En los últimos meses, hemos asistido con indignación a la reforma de la Ley de Parque Nacionales, entre otras cosas para prolongar el período de caza en su interior. Se trata de aplicar a los espacios naturales que sobreviven los mismos criterios que han ido arrasando el resto del territorio: la eliminación cualquier tipo de traba social, ecológica o humana a la compulsiva obtención de beneficios y al disfrute privilegiado de quienes poseen fincas dentro de los mismos.
El argumento del Gobierno es la necesidad de velar por la “seguridad jurídica” de los grandes propietarios privados. Detrás del genérico “titulares de derecho” se esconden, por ejemplo, personas como Alberto Alcocer, Alberto Cortina o el naviero Alejandro Aznar, marido de Mónica Oriol, presidenta del Círculo de Empresarios.
Como bien sabemos por los medios de comunicación, la caza es una actividad bien valorada por la casta de este país a la hora de hacer ostentación de lo conseguido o lo sustraído. Si las leyes les impiden cazar, hacen lo mismo que cuando las leyes les impiden construir promociones inmobiliarias o infraestructuras: utilizan sus contactos y consiguen que las leyes cambien, los suelos se recalifiquen o las sentencias no se ejecuten. Así, se protege a los “titulares de derechos” y se les garantiza la “seguridad jurídica”. Es el neocaciquismo del siglo XXI.
Pero quizás se entienda mejor para qué sirve un Parque Nacional si sugerimos fijar la atención no en el parque, sino en lo que hay alrededor de él, fuera de las vallas que lo delimitan. Se entenderá mejor lo que son los parques si se observa el territorio degradado que hay alrededor y que un día fue como lo que hay dentro del parque. Los Parques Nacionales son la memoria de la tierra. Son trozos de vida compleja resistiendo a un modelo cultural y económico que crece como un tumor devorando la tierra viva sin la que paradójicamente no se puede mantener.
Los parques nacionales son el testimonio vivo de la incapacidad de las sociedades autodenominadas desarrolladas para convivir y conservar la naturaleza de la que dependen. Recuerdan permanente que esta forma de entender la economía y la sociedad es suicida.

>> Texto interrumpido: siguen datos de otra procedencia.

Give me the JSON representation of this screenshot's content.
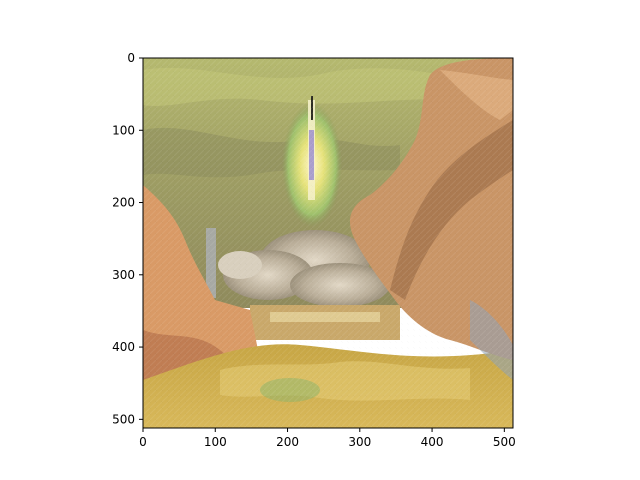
{
  "chart_data": {
    "type": "image",
    "description_source": "matplotlib imshow of a stylized painting (rocket launch with smoke plume, palm fronds and golden foliage)",
    "xlim": [
      0,
      512
    ],
    "ylim": [
      512,
      0
    ],
    "xticks": [
      0,
      100,
      200,
      300,
      400,
      500
    ],
    "yticks": [
      0,
      100,
      200,
      300,
      400,
      500
    ],
    "xtick_labels": [
      "0",
      "100",
      "200",
      "300",
      "400",
      "500"
    ],
    "ytick_labels": [
      "0",
      "100",
      "200",
      "300",
      "400",
      "500"
    ],
    "title": "",
    "xlabel": "",
    "ylabel": "",
    "colors": {
      "sky": "#a8a866",
      "smoke": "#c9bfae",
      "flame": "#f4e6a0",
      "foliage": "#d99a66",
      "grass": "#d4b042",
      "palm": "#c99566",
      "water": "#c9a86a"
    }
  }
}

Cuando vemos las fotos de Blesa, posando virilmente con el rifle en la mano y con la cebra, el ciervo o el hipopótamo a sus pies, cuando pensamos en Granados, colocándose por encima las vísceras sangrientas del animal cazado, no podemos dejar de pensar en que esas imágenes son una buena metáfora del dominio de los nuevos caciques.
A sus pies de machos depredadores, no solo están la cebra o el ciervo muerto, están la familia que no puede pagar la factura de la luz, la mujer que no sabe cómo hacer para cuidar a su padre, trabajar empleada y hacerse cargo de sus nietos, el parado, los migrantes sin papeles, las trabajadoras con salario y aun así pobres, las jóvenes sin futuro que no se pueden quedar en su ciudad... A los pies del cacique cazador están todas esas personas que no son sujeto, ni titular de derecho, que no merecen seguridad jurídica, económica o alimentaria. No merecen ni que la tierra que pisan esté viva. A los pies de los señoritos, lo que aparece es el conjunto de la vida abatida, humillada, sometida, muerta.
Delibes narra en los Santos Inocentes la explosión de la dignidad y la rebeldía de Azarías, cuando el señorito abate a su milana bonita, símbolo de la libertad y de la vida no humillada. Ojalá que ver la vida abatida a los pies de esos indignos ejemplares de nuestra especie haga brotar a chorros la dignidad, la rebeldía y la confianza en construir un mundo que no pise efímeramente sobre lo muerto.